Apple apologises for 'tone-deaf' iPad Pro ad featuring destruction of cultural artefacts

Apple apologises for 'tone-deaf' iPad Pro ad featuring destruction of cultural artefacts

Apple CEO Tim Cook seemed pleased when he tweeted the company’s latest iPad Pro ad, “Crush!”, on Tuesday (7 May). "Meet the new iPad Pro," he wrote. "Just imagine all the things it’ll be used to create."

But in order to illustrate the new tablet’s many creative possibilities, Apple decided that their iPad Pro should feature at the exclusion – or more specifically, annihilation – of all other creative objects.

The ad features a great slab of metal crushing down on all the things you might use, the company seems to be saying, for something that an iPad Pro can now do for you.

Pianos, trumpets, books, retro gaming tech, vinyl records, cameras – all are sacrificed at the altar of Apple’s ‘thinnest ever’ iPad.

Replies under Cook’s tweet subsequently lit up with criticism, leading to the tech company issuing an apology on Thursday (9 May), via a statement shared with publication Ad Age. The outlet also reported that the company no longer plans to run the commercial on TV.

Perhaps predictably, the now-pulled ad didn’t go down too well with the arts community, especially at a time when rapid advances in generative artificial intelligence are threatening artists and workers with a fresh period of precarity and joblessness.

Apple were repeatedly called "tone deaf" amid big tech's ongoing role in this demise of stable working conditions for creatives.

Some X users also pointed out that the ad bears an uncanny resemblance to an LG ad from 2009, so can’t even speak to the creative originality it putatively celebrates.

Several celebrities also entered the online fray. Actor Hugh Grant wrote “The destruction of the human experience. Courtesy of Silicon Valley,” in a repost of Cook’s tweet.

Filmmaker Justine Bateman wrote: “Why did Apple do an ad that crushes the arts? Tech and AI means to destroy the arts and society in general.” She then linked to a New York Times article drawing the link between authoritarianism and the diminution of the arts.

“Creativity is in our DNA at Apple, and it’s incredibly important to us to design products that empower creatives all over the world,” Tor Myhren, the company's vice president of marketing communications, told Ad Age.
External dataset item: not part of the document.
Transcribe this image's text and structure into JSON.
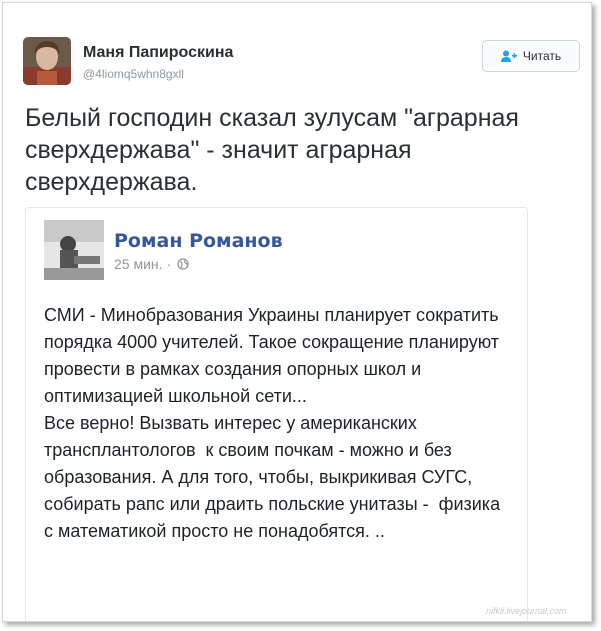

“Our goal is to always celebrate the myriad of ways users express themselves and bring their ideas to life through iPad. We missed the mark with this video, and we’re sorry.”

The ad's failure is a significant blow at a time when Apple is trying to revivify its iPad sales, after appetite for the tablets plunged 17% from last year during the January-March period.

After its 2010 debut helped redefine the tablet market, the iPad has become only a minor contributor to Apple’s success. It currently accounts for just 6% of the tech giant’s sales.